There are many formulatic ways you could approach this need. In many respects, the method you choose will depend on the characteristics of the data in the column. Let's assume that your data is in column A, that it is numeric, and that there are no blanks in any of the cells in the column. In that case, you could use the following formula:

=INDEX(A:A,COUNT(A:A)-1)

Note that this formula will not return the correct result if there are any text values in column A—even if that text value is in a heading. If you want to compensate for the heading, you could modify the formula in this manner. (Note that it only checks the range of A2:A1000. If your data extends beyond row 1,000, then you'll need to modify the range specified.)

=INDEX(A2:A1000,COUNT(A2:A1000)-1)

If your numeric data may contain empty cells, then any of the following formulas will work just fine:

=OFFSET(INDIRECT("A"&MATCH(9^9,A:A)),-1,0)
=INDEX(A:A,MATCH(9.9E+23,A:A,1)-1,1)
=INDEX(A:A,(MATCH(LOOKUP(10000,A:A),A:A)-1),1)
=INDEX(A:A,AGGREGATE(14,6,ROW(A:A)*A:A/A:A,2))

You should recognize that if the second-to-last cell in the column is empty, then these formulas will return 0. (Well, except for the formula that uses the AGGREGATE function. It returns the value in the first non-empty cell before the second-to-last cell.)

If your data in column A can contain either numbers or text (but still no empty cells), then you need a different formula. Either of these will do:

=INDEX(A:A,COUNTA(A:A)-1,1)
=INDIRECT("A"&COUNTA(A:A)-1)

If there may be empty cells in your data, then you could use either of the following:

=INDEX(A:A,MATCH(LOOKUP(2,1/(A:A<>""),A:A),A:A,0)-1)
=INDEX(A:A,LOOKUP(2,1/(A:A<>""),ROW(A:A))-1)

Again, if the second-to-last cell is empty, then the formula returns 0.

Finally, you could also use the following type of formula, provided that your cells in the column use a named range (in this case MyData).
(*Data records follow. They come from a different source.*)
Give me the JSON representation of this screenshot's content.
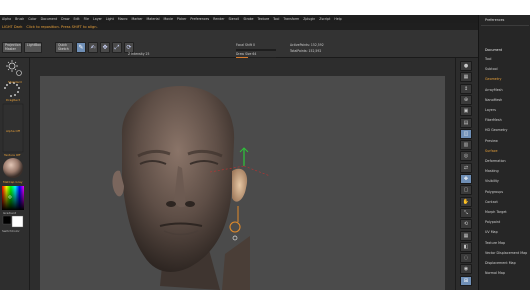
{
  "menu": [
    "Alpha",
    "Brush",
    "Color",
    "Document",
    "Draw",
    "Edit",
    "File",
    "Layer",
    "Light",
    "Macro",
    "Marker",
    "Material",
    "Movie",
    "Picker",
    "Preferences",
    "Render",
    "Stencil",
    "Stroke",
    "Texture",
    "Tool",
    "Transform",
    "Zplugin",
    "Zscript",
    "Help"
  ],
  "hint_bar": {
    "label": "LIGHT Dark",
    "message": "Click to reposition. Press SHIFT to align."
  },
  "toolbar": {
    "buttons": [
      "Projection Master",
      "LightBox",
      "Quick Sketch"
    ],
    "mode_icons": [
      {
        "name": "edit-icon",
        "glyph": "✎",
        "active": true
      },
      {
        "name": "draw-icon",
        "glyph": "✍",
        "active": false
      },
      {
        "name": "move-icon",
        "glyph": "✥",
        "active": false
      },
      {
        "name": "scale-icon",
        "glyph": "⤢",
        "active": false
      },
      {
        "name": "rotate-icon",
        "glyph": "⟳",
        "active": false
      }
    ],
    "focal_shift_label": "Focal Shift 0",
    "draw_size_label": "Draw Size 64",
    "z_intensity_label": "Z Intensity 25",
    "active_points_label": "ActivePoints: 152,592",
    "total_points_label": "TotalPoints: 152,592"
  },
  "left_shelf": {
    "brush_label": "Standard",
    "stroke_label": "DragRect",
    "alpha_label": "Alpha Off",
    "texture_label": "Texture Off",
    "material_label": "MatCap Gray",
    "gradient_label": "Gradient",
    "switch_label": "SwitchColor"
  },
  "right_shelf": {
    "buttons": [
      {
        "name": "bpr-button",
        "glyph": "●",
        "active": false
      },
      {
        "name": "spix-button",
        "glyph": "▦",
        "active": false
      },
      {
        "name": "scroll-button",
        "glyph": "↕",
        "active": false
      },
      {
        "name": "zoom-button",
        "glyph": "⊕",
        "active": false
      },
      {
        "name": "actual-button",
        "glyph": "▣",
        "active": false
      },
      {
        "name": "aahalf-button",
        "glyph": "▤",
        "active": false
      },
      {
        "name": "persp-button",
        "glyph": "◫",
        "active": true
      },
      {
        "name": "floor-button",
        "glyph": "▥",
        "active": false
      },
      {
        "name": "local-button",
        "glyph": "◎",
        "active": false
      },
      {
        "name": "lsym-button",
        "glyph": "⇄",
        "active": false
      },
      {
        "name": "xyz-button",
        "glyph": "✥",
        "active": true
      },
      {
        "name": "frame-button",
        "glyph": "▢",
        "active": false
      },
      {
        "name": "move-view-button",
        "glyph": "✋",
        "active": false
      },
      {
        "name": "scale-view-button",
        "glyph": "⤡",
        "active": false
      },
      {
        "name": "rotate-view-button",
        "glyph": "⟲",
        "active": false
      },
      {
        "name": "polyf-button",
        "glyph": "▦",
        "active": false
      },
      {
        "name": "transp-button",
        "glyph": "◧",
        "active": false
      },
      {
        "name": "ghost-button",
        "glyph": "◌",
        "active": false
      },
      {
        "name": "solo-button",
        "glyph": "◉",
        "active": false
      },
      {
        "name": "xpose-button",
        "glyph": "⊞",
        "active": true
      }
    ]
  },
  "tray": {
    "header": "Preferences",
    "section": "Document",
    "items": [
      {
        "label": "Tool",
        "hl": false
      },
      {
        "label": "Subtool",
        "hl": false
      },
      {
        "label": "Geometry",
        "hl": true
      },
      {
        "label": "ArrayMesh",
        "hl": false
      },
      {
        "label": "NanoMesh",
        "hl": false
      },
      {
        "label": "Layers",
        "hl": false
      },
      {
        "label": "FiberMesh",
        "hl": false
      },
      {
        "label": "HD Geometry",
        "hl": false
      },
      {
        "label": "Preview",
        "hl": false
      },
      {
        "label": "Surface",
        "hl": true
      },
      {
        "label": "Deformation",
        "hl": false
      },
      {
        "label": "Masking",
        "hl": false
      },
      {
        "label": "Visibility",
        "hl": false
      },
      {
        "label": "Polygroups",
        "hl": false
      },
      {
        "label": "Contact",
        "hl": false
      },
      {
        "label": "Morph Target",
        "hl": false
      },
      {
        "label": "Polypaint",
        "hl": false
      },
      {
        "label": "UV Map",
        "hl": false
      },
      {
        "label": "Texture Map",
        "hl": false
      },
      {
        "label": "Vector Displacement Map",
        "hl": false
      },
      {
        "label": "Displacement Map",
        "hl": false
      },
      {
        "label": "Normal Map",
        "hl": false
      }
    ]
  },
  "colors": {
    "accent": "#d77a2a",
    "active_button": "#6f8fb6",
    "canvas": "#4b4b4b",
    "skin": "#6a5a52"
  }
}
Remember, though, that as you add more information to the column, you'll need to make sure that the named range includes the added data.

=INDEX(MyData,ROWS(MyData)-1)

You should note that virtually all of the formulas mentioned in this tip use a -1 in them. This indicates you don't want the last cell in the range, but the second-to-last ("one up" from the bottom of the range). If you want a different offset from the bottom of the range, you can change this portion of each formula. For instance, if you wanted 2 cells up from the bottom of the range, you would change all instances of -1 to -2.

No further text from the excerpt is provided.